At one bank she worked with, an executive was pushing hard for employee monitoring tools and making employees sign attestations about how they're working or handling data. The human resources department pushed back and said that would end up hurting people and hindering employees from doing their jobs, and maybe give them ideas.
“You don't want to be treating your own employees like they're criminals,” Shey said. “That might be the last straw for somebody who's already stressed out and frustrated and scared at this time. It could help to turn employees into malicious insiders.”
Through coordination and collaboration with HR, companies should listen to and understand employees’ concerns about remote work, Shey said. When companies monitor their employees, they need to clearly communicate the purpose of that, so people understand what’s happening.

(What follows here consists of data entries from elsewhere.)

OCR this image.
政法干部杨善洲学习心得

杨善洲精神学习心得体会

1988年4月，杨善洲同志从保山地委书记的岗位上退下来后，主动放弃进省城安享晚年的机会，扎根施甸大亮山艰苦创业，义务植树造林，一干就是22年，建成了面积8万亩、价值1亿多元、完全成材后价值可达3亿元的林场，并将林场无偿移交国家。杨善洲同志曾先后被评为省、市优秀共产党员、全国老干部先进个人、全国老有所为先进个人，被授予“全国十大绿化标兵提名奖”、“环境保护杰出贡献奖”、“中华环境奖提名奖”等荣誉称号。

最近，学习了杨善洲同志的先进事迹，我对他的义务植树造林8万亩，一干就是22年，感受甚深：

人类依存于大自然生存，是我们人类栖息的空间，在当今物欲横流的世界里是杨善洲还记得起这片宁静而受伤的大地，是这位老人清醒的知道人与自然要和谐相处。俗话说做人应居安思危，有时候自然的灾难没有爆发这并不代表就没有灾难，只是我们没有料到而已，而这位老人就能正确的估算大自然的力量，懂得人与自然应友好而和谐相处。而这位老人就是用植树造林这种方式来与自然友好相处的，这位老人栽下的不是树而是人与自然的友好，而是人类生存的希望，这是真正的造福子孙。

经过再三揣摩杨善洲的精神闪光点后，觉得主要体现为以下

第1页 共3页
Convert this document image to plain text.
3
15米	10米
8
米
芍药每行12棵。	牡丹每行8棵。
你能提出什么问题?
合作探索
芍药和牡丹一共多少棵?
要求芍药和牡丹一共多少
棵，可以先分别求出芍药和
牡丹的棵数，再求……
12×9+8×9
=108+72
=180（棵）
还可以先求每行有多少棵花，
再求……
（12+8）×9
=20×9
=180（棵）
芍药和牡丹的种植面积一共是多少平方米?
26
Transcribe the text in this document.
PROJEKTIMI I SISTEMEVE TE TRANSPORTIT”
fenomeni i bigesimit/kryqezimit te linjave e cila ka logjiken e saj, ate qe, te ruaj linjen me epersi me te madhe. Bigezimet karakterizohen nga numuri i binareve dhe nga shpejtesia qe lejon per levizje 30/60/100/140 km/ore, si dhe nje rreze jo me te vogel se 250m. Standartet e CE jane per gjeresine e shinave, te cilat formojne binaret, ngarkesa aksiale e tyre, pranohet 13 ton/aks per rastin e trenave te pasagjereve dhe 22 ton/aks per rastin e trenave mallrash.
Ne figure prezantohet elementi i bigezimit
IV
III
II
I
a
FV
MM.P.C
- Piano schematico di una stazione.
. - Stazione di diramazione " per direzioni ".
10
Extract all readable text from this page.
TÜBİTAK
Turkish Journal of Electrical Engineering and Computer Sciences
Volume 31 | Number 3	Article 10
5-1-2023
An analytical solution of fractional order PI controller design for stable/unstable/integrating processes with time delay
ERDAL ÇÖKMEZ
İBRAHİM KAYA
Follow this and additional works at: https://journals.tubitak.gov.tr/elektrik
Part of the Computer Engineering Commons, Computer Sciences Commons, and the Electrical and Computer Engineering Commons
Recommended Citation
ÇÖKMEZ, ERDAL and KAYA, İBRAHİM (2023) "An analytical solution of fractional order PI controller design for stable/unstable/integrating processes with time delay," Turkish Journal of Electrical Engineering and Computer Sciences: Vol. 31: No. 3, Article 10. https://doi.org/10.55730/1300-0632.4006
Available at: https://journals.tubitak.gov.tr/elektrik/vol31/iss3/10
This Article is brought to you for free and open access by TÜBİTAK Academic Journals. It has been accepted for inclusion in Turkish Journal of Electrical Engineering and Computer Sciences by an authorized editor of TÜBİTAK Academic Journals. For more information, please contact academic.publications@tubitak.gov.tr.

“It should not be a surprise to any employee,” Shey said.
But McAlum pointed out that in the regulated financial sector, there can be no expectation of privacy. Banks have to monitor employees for compliance and risk management purposes.
“It's not about trust,” he said. “It's about trust but verify.”
But he also pointed out that in security monitoring, “you don't have a security team sitting there reading everybody's email. The software looks for certain triggers and flags.”
Teach employees about security
“Educating people, making them more aware is probably the best thing we can do,” Madnick said.
Bank employees should be taught, for instance, that if they’re on video camera, they should be aware of what may be in the background, he said. They should think before recording video meetings in which sensitive data is shared. They should be reminded not to use the default password on their videoconferencing accounts.
Traditional cybersecurity training tends to not work because people forget most of what they learned by the following day or at least the following week, Madnick said.
But peer pressure can work, he said.
For instance, workgroups could be told that if one person in the group falls victim to a phishing attack, everyone in the group will get a cut to their bonus. If two people fall victim, there will be zero bonuses for the group.
“That’s a rather draconian way of doing this, but it works,” Madnick said. The same idea could be carried out by praising the groups with the best security and safety record.
McAlum sees insider threats as an area that calls for continuous improvement rather than complacency.
“I think it's fairly safe to say that no company is going to go back to exactly the way they were before, McAlum said. “We see this as an opportunity to think through the future. What else can we do differently now? What could we be planning for as we look into the future?”